Update: Lights Out For Thompson’s Bulb Amendment

By: Chris Bowman, Staff Writer 

As the budget debate trudges on inside the Beltway, lawmakers are arguing over another, and less potentially-apocalyptic (or at least, the rhetoric surrounding the it) issue: light bulbs.

Rep. Glenn Thompson (R-PA) offered an amendment to the 2012 legislative appropriations bill that would limit funding for energy-efficient compact fluorescent light (CFL) bulbs within the U.S. Capitol facilities failed in the House by a 130-283 vote.

Rep. Thompson stressed that the older bulbs provide American jobs and the potential danger of a mercury bulb breaking in his failed assault against the CFL bulbs. More American companies make Halogen bulbs, Thompson claimed.

He also warned that if a single CFL bulb broke, legislators would have to “evacuate” the chamber, whereas if a less energy-conscious incandescent bulb broke, “we get the broom.”

Representative Mike Honda (D-CA) countered this claim, explaining that “There has been no proof that these light bulbs expose people to unhealthy levels of mercury.” He continued, claiming that “this scare tactic is trying to impose fear and is a result of an overblown media report that exaggerated the potential danger.”

The EPA does recommend clearing an area where a CFL bulb breaks, though CFL bulbs contain only 1/100 of the mercury typically found in old-fashioned thermometers and most experts agree that these pose a minimal threat.

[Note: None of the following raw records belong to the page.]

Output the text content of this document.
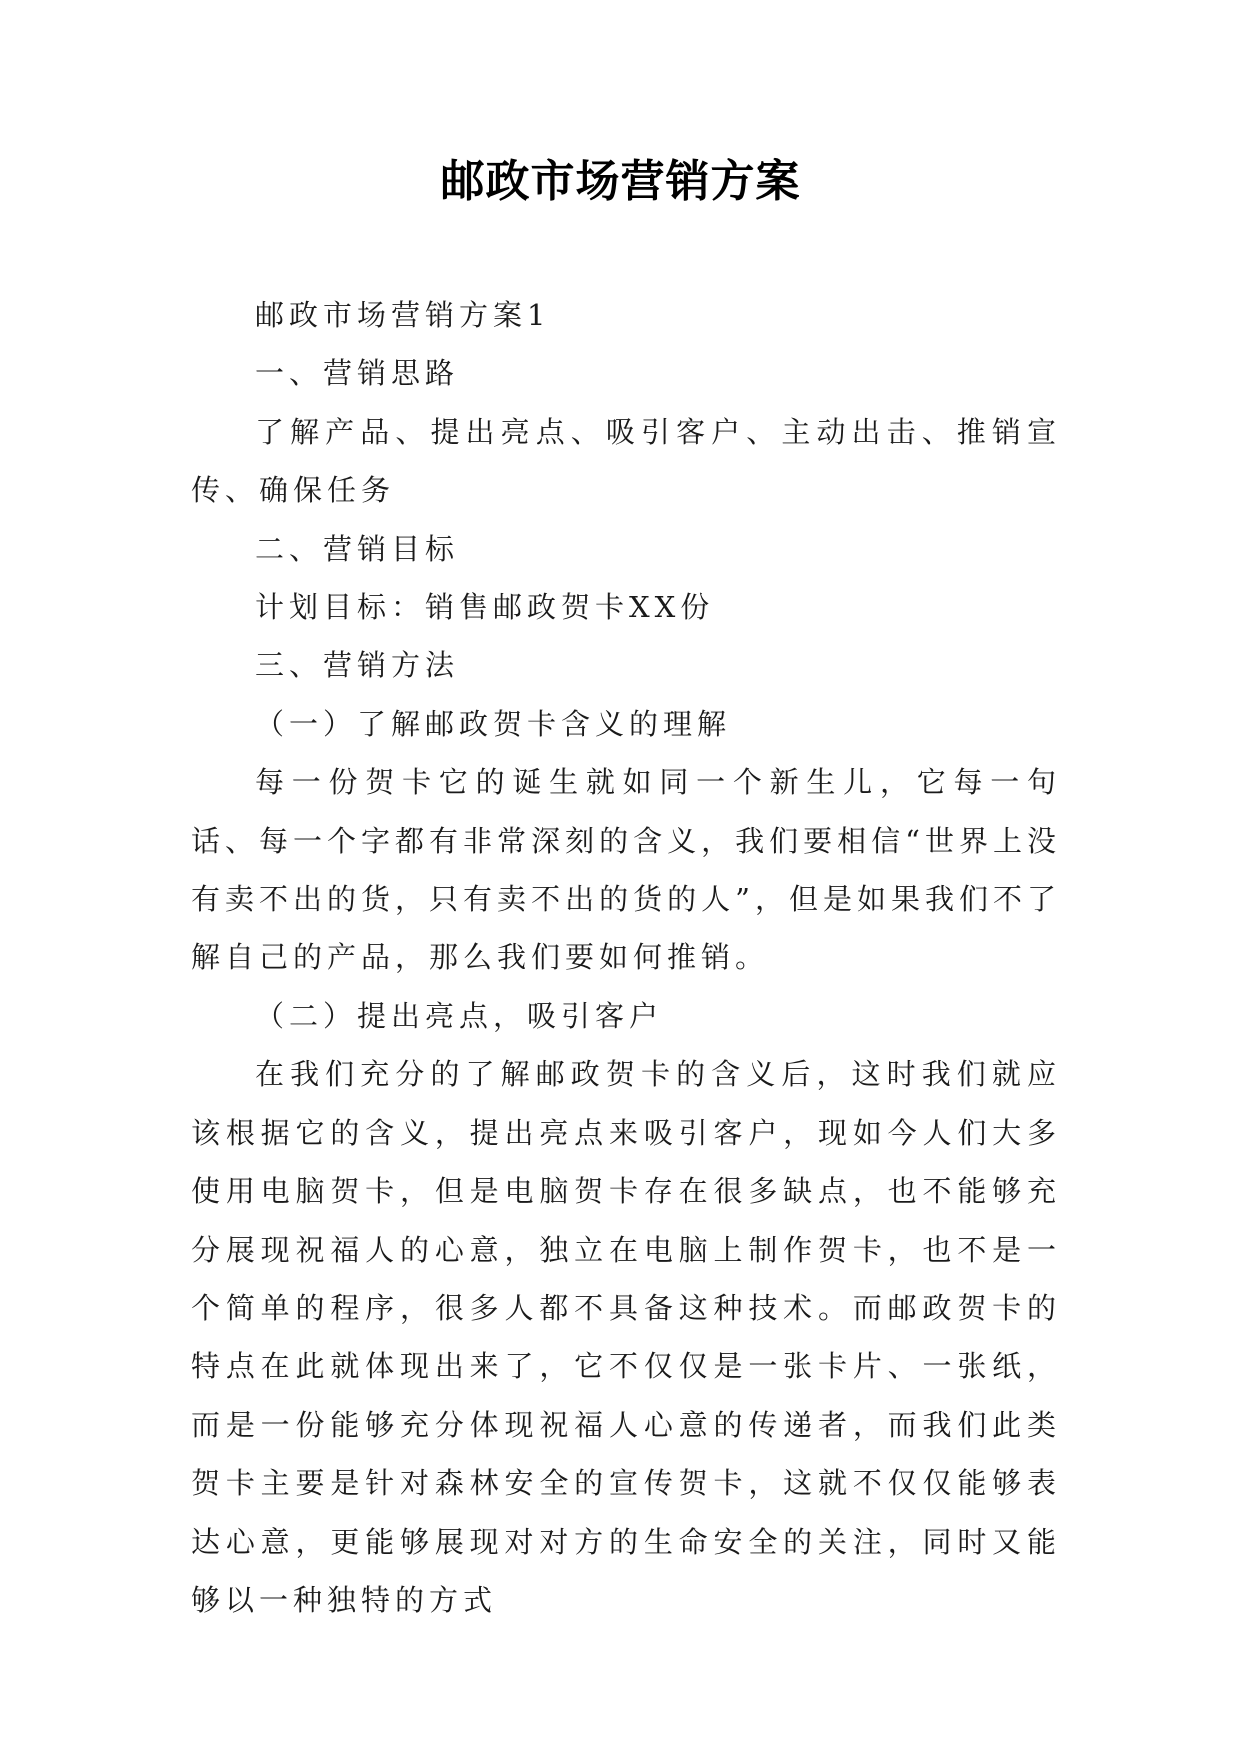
邮政市场营销方案

邮政市场营销方案1

一、营销思路

了解产品、提出亮点、吸引客户、主动出击、推销宣传、确保任务

二、营销目标

计划目标：销售邮政贺卡XX份

三、营销方法

（一）了解邮政贺卡含义的理解

每一份贺卡它的诞生就如同一个新生儿，它每一句话、每一个字都有非常深刻的含义，我们要相信“世界上没有卖不出的货，只有卖不出的货的人”，但是如果我们不了解自己的产品，那么我们要如何推销。

（二）提出亮点，吸引客户

在我们充分的了解邮政贺卡的含义后，这时我们就应该根据它的含义，提出亮点来吸引客户，现如今人们大多使用电脑贺卡，但是电脑贺卡存在很多缺点，也不能够充分展现祝福人的心意，独立在电脑上制作贺卡，也不是一个简单的程序，很多人都不具备这种技术。而邮政贺卡的特点在此就体现出来了，它不仅仅是一张卡片、一张纸，而是一份能够充分体现祝福人心意的传递者，而我们此类贺卡主要是针对森林安全的宣传贺卡，这就不仅仅能够表达心意，更能够展现对对方的生命安全的关注，同时又能够以一种独特的方式
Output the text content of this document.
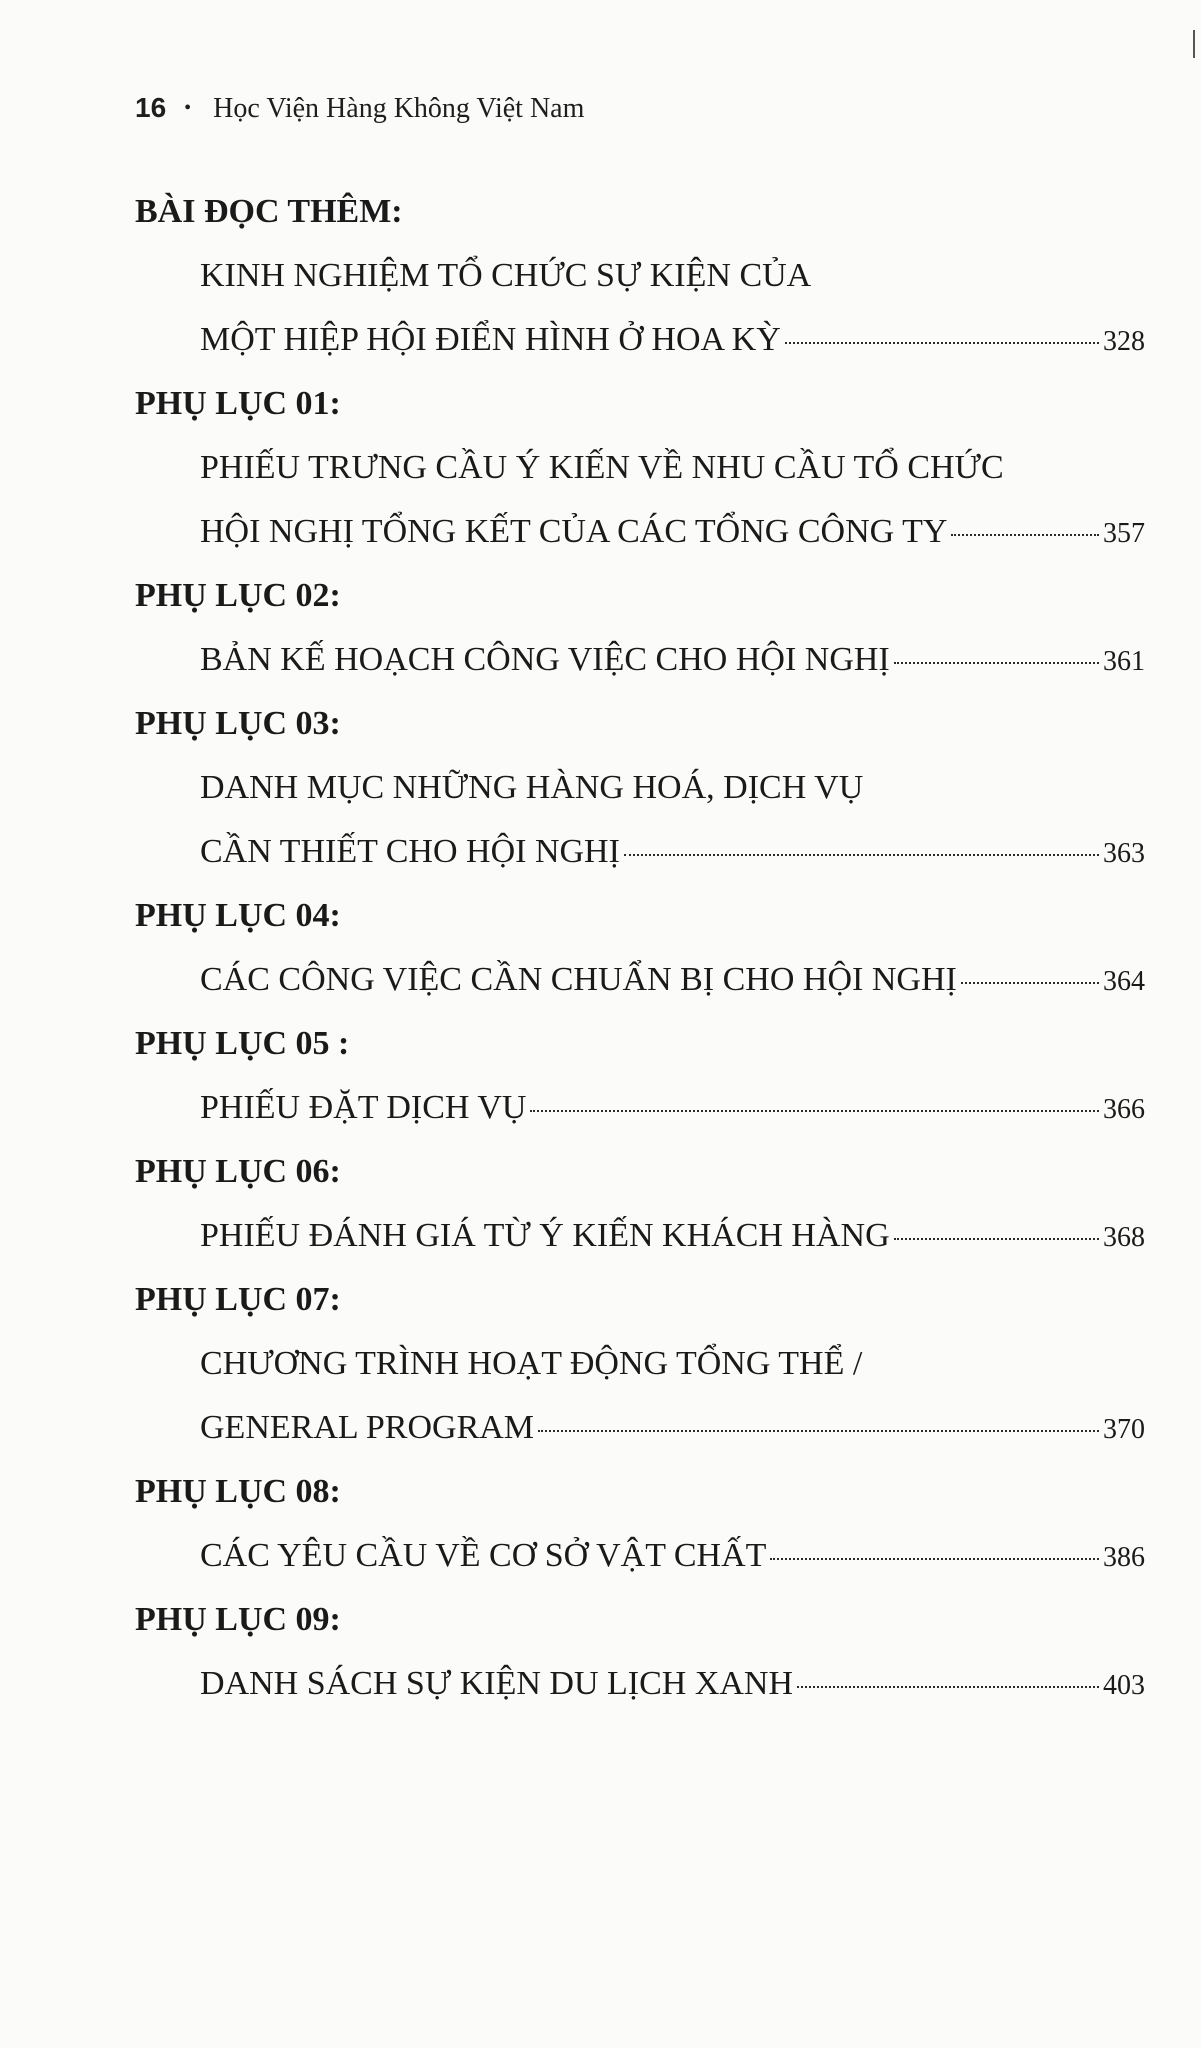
16 • Học Viện Hàng Không Việt Nam
BÀI ĐỌC THÊM:
KINH NGHIỆM TỔ CHỨC SỰ KIỆN CỦA
MỘT HIỆP HỘI ĐIỂN HÌNH Ở HOA KỲ	328
PHỤ LỤC 01:
PHIẾU TRƯNG CẦU Ý KIẾN VỀ NHU CẦU TỔ CHỨC
HỘI NGHỊ TỔNG KẾT CỦA CÁC TỔNG CÔNG TY	357
PHỤ LỤC 02:
BẢN KẾ HOẠCH CÔNG VIỆC CHO HỘI NGHỊ	361
PHỤ LỤC 03:
DANH MỤC NHỮNG HÀNG HOÁ, DỊCH VỤ
CẦN THIẾT CHO HỘI NGHỊ	363
PHỤ LỤC 04:
CÁC CÔNG VIỆC CẦN CHUẨN BỊ CHO HỘI NGHỊ	364
PHỤ LỤC 05 :
PHIẾU ĐẶT DỊCH VỤ	366
PHỤ LỤC 06:
PHIẾU ĐÁNH GIÁ TỪ Ý KIẾN KHÁCH HÀNG	368
PHỤ LỤC 07:
CHƯƠNG TRÌNH HOẠT ĐỘNG TỔNG THỂ /
GENERAL PROGRAM	370
PHỤ LỤC 08:
CÁC YÊU CẦU VỀ CƠ SỞ VẬT CHẤT	386
PHỤ LỤC 09:
DANH SÁCH SỰ KIỆN DU LỊCH XANH	403
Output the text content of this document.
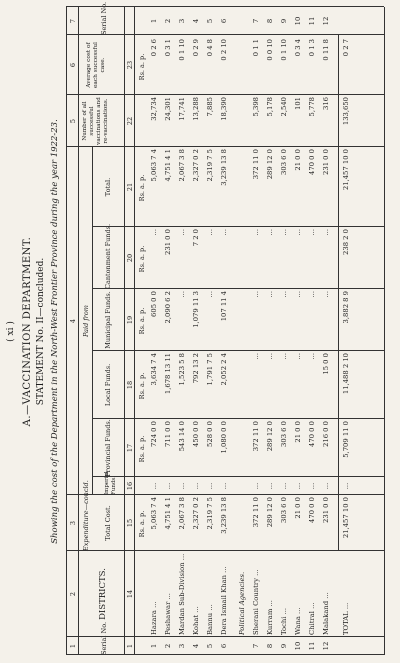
( xi ) A.—VACCINATION DEPARTMENT. STATEMENT No. II—concluded. Showing the cost of the Department in the North-West Frontier Province during the year 1922-23.
1
2
3
4
5
6
7
Serial No.
DISTRICTS.
Expenditure—concld. Total Cost.
Paid from
Imperial Funds.
Provincial Funds.
Local Funds.
Municipal Funds.
Cantonment Funds.
Total.
Number of all successful vaccinations and re-vaccinations.
Average cost of each successful case.
Serial No.
1
14
15
16
17
18
19
20
21
22
23
Rs. a. p.
Rs. a. p.
Rs. a. p.
Rs. a. p.
Rs. a. p.
Rs. a. p.
Rs. a. p.
1
Hazara ...
5,063 7 4
...
724 0 0
3,634 7 4
605 0 0
...
5,063 7 4
32,734
0 2 6
1
2
Peshawar ...
4,751 4 1
...
711 0 0
1,678 13 11
2,090 6 2
231 0 0
4,751 4 1
24,301
0 3 1
2
3
Mardan Sub-Division ...
2,067 3 8
...
543 14 0
1,523 5 8
...
...
2,067 3 8
17,741
0 1 10
3
4
Kohat ...
2,327 0 2
...
450 0 0
792 13 2
1,079 11 3
7 2 0
2,327 0 2
13,288
0 2 9
4
5
Bannu ...
2,319 7 5
...
528 0 0
1,791 7 5
...
...
2,319 7 5
7,885
0 4 8
5
6
Dera Ismail Khan ...
3,239 13 8
...
1,080 0 0
2,052 2 4
107 11 4
...
3,239 13 8
18,390
0 2 10
6
Political Agencies.
7
Sherani Country ...
372 11 0
...
372 11 0
...
...
...
372 11 0
5,398
0 1 1
7
8
Kurram ...
289 12 0
...
289 12 0
...
...
...
289 12 0
5,178
0 0 10
8
9
Tochi ...
303 6 0
...
303 6 0
...
...
...
303 6 0
2,540
0 1 10
9
10
Wana ...
21 0 0
...
21 0 0
...
...
...
21 0 0
101
0 3 4
10
11
Chitral ...
470 0 0
...
470 0 0
...
...
...
470 0 0
5,778
0 1 3
11
12
Malakand ...
231 0 0
...
216 0 0
15 0 0
...
...
231 0 0
316
0 11 8
12
TOTAL ...
21,457 10 0
...
5,709 11 0
11,488 2 10
3,882 8 9
238 2 0
21,457 10 0
133,650
0 2 7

In general, the Republican party has attacked a 2007 law mandating energy-efficient bulbs. First, the GOP brought a measure to the floor, the Bulb Act, that would have reined in the original regulation mandating Americans use energy-efficient bulbs, but, that failed because of the way in which the Republicans brought the measure to the floor. Rep. Thompson voted against the first measure. Then, they successfully offered an amendment to the Energy and Water Appropriations bill that would block funding to enforce the regulation. Finally, Rep. Thompson offered his amendment to the Legislative Branch Appropriations legislation. In particular, Rep. Thompson’s argument has been a jobs argument, that the new energy-efficient bulbs are not made by American workers, he wants to see the United States promoting American jobs, not just energy efficiency.